A More Cost-Cutting, Risk-Averse Disney
First and foremost, this is purely speculative and based on interpretation. A person’s leadership as CEO of a company as large as Disney isn’t always predictable based solely on their past actions or decisions. That being said, Murphy’s leadership would have likely resulted in a Disney that prioritized financial caution over bold investments. The aggressive acquisitions that defined Iger’s early tenure—Pixar, Marvel, and Lucasfilm—might never have happened, leaving Disney without the franchises that now define its entertainment empire. Without Pixar, Disney Animation may have continued to struggle, competing against Pixar, and without Marvel and Star Wars, those billion-dollar franchises would have been built by another studio.
The cost-cutting measures that fans now associate with modern Disney—higher park prices, the elimination of entertainment offerings, and upcharges for experiences that were once free—could have started much earlier. Murphy’s focus on financial discipline might have meant fewer large-scale theme park expansions, with smaller, safer updates taking their place.

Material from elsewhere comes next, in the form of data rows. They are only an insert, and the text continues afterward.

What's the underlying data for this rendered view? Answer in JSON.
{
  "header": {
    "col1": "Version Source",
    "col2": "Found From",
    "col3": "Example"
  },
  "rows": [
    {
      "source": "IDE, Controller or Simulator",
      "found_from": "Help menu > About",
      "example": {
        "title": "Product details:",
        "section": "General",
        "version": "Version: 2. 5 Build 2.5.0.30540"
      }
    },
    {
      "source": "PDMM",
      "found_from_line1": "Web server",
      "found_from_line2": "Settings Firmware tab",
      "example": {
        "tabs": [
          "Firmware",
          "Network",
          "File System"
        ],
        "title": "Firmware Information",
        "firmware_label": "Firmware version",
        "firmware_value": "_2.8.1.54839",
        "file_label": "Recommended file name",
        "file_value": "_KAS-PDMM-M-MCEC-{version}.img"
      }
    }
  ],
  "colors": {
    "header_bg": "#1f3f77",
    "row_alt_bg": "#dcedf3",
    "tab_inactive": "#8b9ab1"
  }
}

Digital innovation could have been slower as well, potentially delaying Disney’s entry into streaming and weakening its position in today’s media landscape.
Would It Have Been Better or Worse?
Iger’s leadership hasn’t been perfect, but without him, Disney could have been a far less ambitious company. Instead of a creative powerhouse with industry-defining acquisitions, it might have become a more risk-averse, financially cautious corporation that played it safe at the expense of innovation. While fans may not love every decision Iger has made, the alternative could have been a Disney that lacked the scale, influence, and creative power it has today.
With Iger now back as CEO, the company faces new challenges. But looking back, his leadership—flaws and all—helped shape Disney into the entertainment giant it is now. If Murphy had taken over instead, we might be looking at a very different, and potentially less magical, Disney today. Does this mean Bob Iger was the only right choice for Disney? Not necessarily—he’s made his share of mistakes. However, this serves as a reminder that while Disney faces challenges today, a different leadership path might have led to even greater struggles.